Freedom Rising: Washington in the Civil War - Ernest B. FurgusonNon-Fiction
Pages: 463
Most histories of the Civil War are about either the military events or the major personalities, and for obvious reasons; but sometimes the micro-histories are far more interesting, focusing as they do on the lives that went on under the shadow of the war, the minor players who may have made only a small impact on the grand events but whose lives were irrevocably changed by the sweeping and fluctuating fortunes of the war. These are the kind of people whose lives often survive now only buried in records and archives, rather than memorialised by history and remembered by all, but those lives are no less worth studying.
This book is very much a portrait of Washington at war, and all of Washington from President Lincoln down to the most minor of clerks and soldiers. We meet Thomas Walter, architect of the Capitol, struggling to finish the mighty dome and crown it with the statute of Freedom; Walt Whitman, ministering to wounded soldiers in the many hospitals of the capital; a Union major falling in love with an accused Rebel spy; detective Allan Pinkerton tracking down Confederate sympathisers; Elizabeth Keckley, an ex-slave and Mary Lincoln's close friend and dressmaker; and assassin-in-making John Wilkes Booth.
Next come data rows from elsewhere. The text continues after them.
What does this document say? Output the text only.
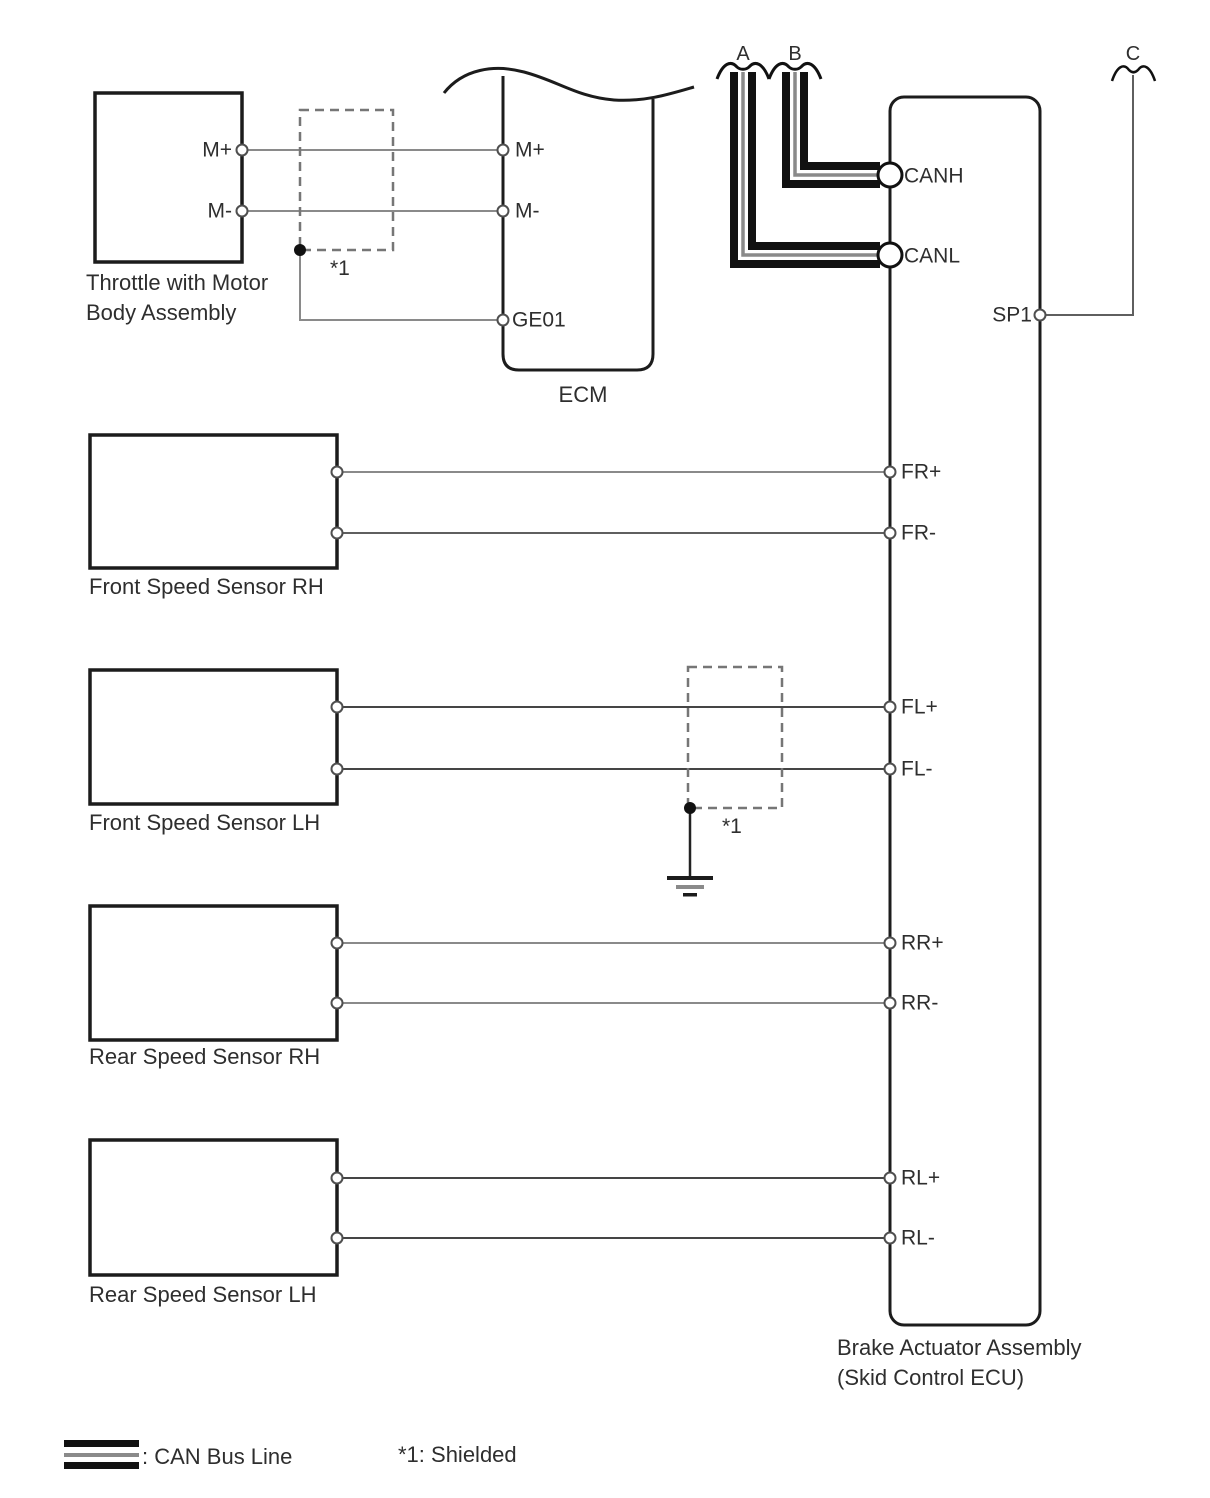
M+
M-
Throttle with Motor
Body Assembly
*1
M+
M-
GE01
ECM
A B	C
CANH
CANL
SP1
FR+
FR-
FL+
FL-
RR+
RR-
RL+
RL-
Front Speed Sensor RH
Front Speed Sensor LH
Rear Speed Sensor RH
Rear Speed Sensor LH
*1
Brake Actuator Assembly
(Skid Control ECU)
: CAN Bus Line	*1: Shielded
Obviously Lincoln stands head and shoulders (in life as in these pages) above the other characters here, but one could hardly write a book about Civil War Washington without giving due to the President and Commander in Chief.
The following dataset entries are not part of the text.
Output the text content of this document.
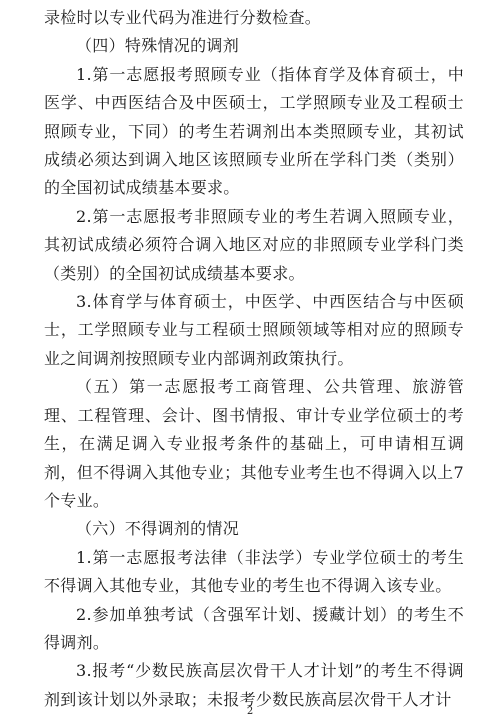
录检时以专业代码为准进行分数检查。

（四）特殊情况的调剂

1.第一志愿报考照顾专业（指体育学及体育硕士，中医学、中西医结合及中医硕士，工学照顾专业及工程硕士照顾专业，下同）的考生若调剂出本类照顾专业，其初试成绩必须达到调入地区该照顾专业所在学科门类（类别）的全国初试成绩基本要求。

2.第一志愿报考非照顾专业的考生若调入照顾专业，其初试成绩必须符合调入地区对应的非照顾专业学科门类（类别）的全国初试成绩基本要求。

3.体育学与体育硕士，中医学、中西医结合与中医硕士，工学照顾专业与工程硕士照顾领域等相对应的照顾专业之间调剂按照顾专业内部调剂政策执行。

（五）第一志愿报考工商管理、公共管理、旅游管理、工程管理、会计、图书情报、审计专业学位硕士的考生，在满足调入专业报考条件的基础上，可申请相互调剂，但不得调入其他专业；其他专业考生也不得调入以上7个专业。

（六）不得调剂的情况

1.第一志愿报考法律（非法学）专业学位硕士的考生不得调入其他专业，其他专业的考生也不得调入该专业。

2.参加单独考试（含强军计划、援藏计划）的考生不得调剂。

3.报考“少数民族高层次骨干人才计划”的考生不得调剂到该计划以外录取；未报考少数民族高层次骨干人才计

2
It was a thoroughly entertaining and enjoyable read, but not one for the serious student of Civil War history. It reads very much more as a series of anecdotes and vignettes, darting from personality to personality. There is little focus on the causes and catalysts of the war, little focus on the broad political issues of the time, other than those arising from individual conflicts, clashes and personal ambition, such as George McClellan and Salmon P. Chase. It is also a very white book - other than Elizabeth Keckley and the odd mention of Frederick Douglass, few African-Americans feature in these pages other than as an amorphous mass of 'coloured soldiers' or 'contrabands'.